ConocoPhillips, another significant US oil company that withdrew its operations from Venezuela years ago, also offered a measured response. Spokesman Dennis Nuss stated that the company "is monitoring developments in Venezuela and their potential implications for global energy supply and stability." However, Nuss quickly added, "It would be premature to speculate on any future business activities or investments," highlighting the wait-and-see approach adopted by many potential investors. Exxon, a third major player, did not immediately respond to requests for comment, underscoring the industry’s cautious stance amidst the ongoing political and economic uncertainties.
Adding another layer of complexity to the narrative, President Trump, while justifying the removal of Maduro, asserted that Venezuela had "unilaterally seized and stole American oil." This claim was echoed by Vice-President JD Vance on X (formerly Twitter) after Maduro’s apprehension, where he wrote that "Venezuela expropriated American oil property and until recently used that stolen property to get rich and fund their narcoterrorist activities." These strong accusations suggest a historical grievance that the US is now seeking to rectify.
However, the reality of the situation, as examined by analysts, is considerably more nuanced than these claims suggest. US oil companies have a long and intricate history of operating in Venezuela, primarily through various licence and concession agreements. A pivotal moment occurred in 1976 when Venezuela nationalized its oil industry, asserting state control over its vast hydrocarbon resources. Subsequently, in 2007, under the presidency of Hugo Chávez, the Venezuelan government further tightened its grip, exerting greater state control over the remaining foreign-owned assets of US oil firms operating within the country.
This 2007 move led to significant disputes, including a high-profile case involving ConocoPhillips. In 2019, a World Bank tribunal ruled in favor of ConocoPhillips, ordering Venezuela to pay $8.7 billion in compensation for the assets it had nationalized. This substantial sum has, to date, not been paid by Venezuela, meaning at least one major US oil company has an outstanding and legally recognized claim against the Venezuelan state.
Despite these facts, BBC Verify’s Ben Chu argued that the claim that Venezuela "stole" American oil is an oversimplification. Experts clarify that the oil itself, while in the ground, was never actually owned by anyone except the Venezuelan state, which holds sovereign rights over its natural resources. The dispute primarily revolves around the expropriation of infrastructure, investments, and operational rights held by foreign companies, rather than the outright theft of the crude oil itself. This distinction is crucial for understanding the historical context and the legal complexities surrounding the US claims.

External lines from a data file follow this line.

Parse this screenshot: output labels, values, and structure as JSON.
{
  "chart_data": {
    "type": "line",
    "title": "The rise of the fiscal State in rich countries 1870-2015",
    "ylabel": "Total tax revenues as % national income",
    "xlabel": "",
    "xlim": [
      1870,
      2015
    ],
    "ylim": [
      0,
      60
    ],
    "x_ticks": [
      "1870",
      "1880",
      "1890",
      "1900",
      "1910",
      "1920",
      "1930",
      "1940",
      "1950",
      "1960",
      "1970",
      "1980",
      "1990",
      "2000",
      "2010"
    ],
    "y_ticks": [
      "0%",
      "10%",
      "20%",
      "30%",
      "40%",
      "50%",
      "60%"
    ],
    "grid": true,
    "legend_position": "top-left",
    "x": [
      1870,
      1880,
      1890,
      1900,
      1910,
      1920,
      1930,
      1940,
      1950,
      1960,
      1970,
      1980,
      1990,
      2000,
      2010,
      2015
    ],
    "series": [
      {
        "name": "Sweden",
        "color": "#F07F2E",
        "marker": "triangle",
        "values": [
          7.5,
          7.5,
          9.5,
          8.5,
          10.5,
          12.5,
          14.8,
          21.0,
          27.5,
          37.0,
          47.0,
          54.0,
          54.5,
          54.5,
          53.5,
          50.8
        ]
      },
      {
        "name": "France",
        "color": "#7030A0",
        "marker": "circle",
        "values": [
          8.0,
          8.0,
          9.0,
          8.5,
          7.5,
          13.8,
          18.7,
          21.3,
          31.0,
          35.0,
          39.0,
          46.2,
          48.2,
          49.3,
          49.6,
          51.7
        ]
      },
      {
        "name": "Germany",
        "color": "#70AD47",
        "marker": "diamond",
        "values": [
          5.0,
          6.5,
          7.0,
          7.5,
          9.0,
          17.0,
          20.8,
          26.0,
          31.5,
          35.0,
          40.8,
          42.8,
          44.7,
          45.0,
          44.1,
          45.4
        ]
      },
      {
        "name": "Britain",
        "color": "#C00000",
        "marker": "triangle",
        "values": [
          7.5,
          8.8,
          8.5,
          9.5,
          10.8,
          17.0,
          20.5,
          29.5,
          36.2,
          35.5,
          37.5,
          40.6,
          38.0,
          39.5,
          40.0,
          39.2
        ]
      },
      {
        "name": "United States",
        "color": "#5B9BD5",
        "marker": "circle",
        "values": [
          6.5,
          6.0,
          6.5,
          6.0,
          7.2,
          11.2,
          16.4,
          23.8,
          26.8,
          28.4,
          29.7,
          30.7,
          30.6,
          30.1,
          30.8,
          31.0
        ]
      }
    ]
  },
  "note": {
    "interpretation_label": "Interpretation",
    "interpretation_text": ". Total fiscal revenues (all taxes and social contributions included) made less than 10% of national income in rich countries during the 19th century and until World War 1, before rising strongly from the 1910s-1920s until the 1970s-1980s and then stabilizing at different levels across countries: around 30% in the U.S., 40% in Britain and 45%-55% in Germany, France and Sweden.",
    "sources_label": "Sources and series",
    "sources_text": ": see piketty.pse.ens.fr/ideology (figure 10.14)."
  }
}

The unfolding situation in Venezuela represents a multifaceted challenge and opportunity for the United States. While the prospect of securing a vast supply of oil and influencing global prices holds strategic appeal, the practicalities of revitalizing a deeply troubled industry, navigating a complex political landscape, and addressing historical grievances will require sustained effort and careful diplomacy. The immediate transfer of 30 to 50 million barrels of oil signals a new chapter, but the long-term success of US engagement in Venezuela remains contingent on overcoming significant economic, political, and logistical hurdles.